In this COVID milieu, a new set of network configurations emerged. It was no longer the social influencers that ruled the information roost but a host of other stars. One such person –  the WHO’s current Director-General is Tedros Adhanom, former Health Minister and Foreign Minister of Ethiopia. He was at the forefront of WHOS COVID communication. When analysed from close quarters, his press briefings were crisp, carefully measured words that did not provoke or caused panic. After all WHO is the apex body for global health and the central hub from where information flowed top-down.

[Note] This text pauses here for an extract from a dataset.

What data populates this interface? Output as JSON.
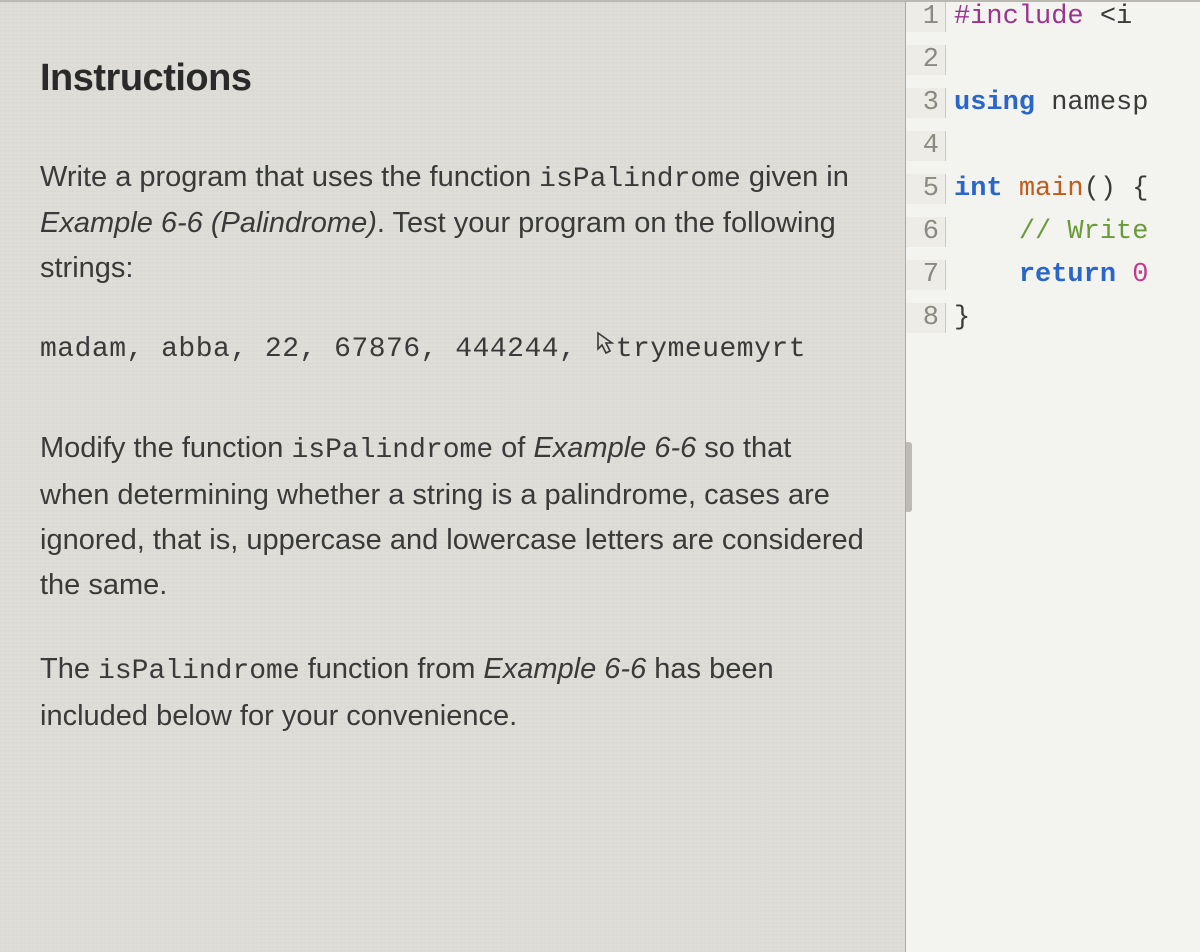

From the experts to the semi-experts, to the literates and to the novices; it was open to all. Each one of these actors was able to decipher the information from their precinct. But country heads also took this information and used it to their own advantage. Information has always been the currency for change and changing political mindsets. Something we all saw in the United States and other countries of the European Union. If one were to track the flow of information, it’s easy to see how the linkages became conspicuous. 

Historically, if data is the new oil… the information which is distilled data, is turbo-charged fuel. Several months into the pandemic sees the statistics of the pandemic as no longer crucial to the masses. Countries have been successful in diverting attention to more mundane, routine stuff and keeping the economic engine rolling. Today, as India or Brazil are touching 100,000 cases it is not viewed as big news any longer. Stepping back, two months ago a rise of 20K would have been considered breaking news! 

Information is moving at the speed of light and social media is the medium amplifying its energy. Much like the Higgs Boson Theory – the invisible energy field that gives particles additional speed or spin! Information, much like the fundamental particles of nature is organic and has a life. The Pandemic gave the Virus – a new lease of life. The word vaccine is now a synonym for hope. 

Perhaps when the euphoria of the pandemic and the vaccine dies down we will be able to pick up the pieces that we have left behind. Again, we will have online communication to thank for that!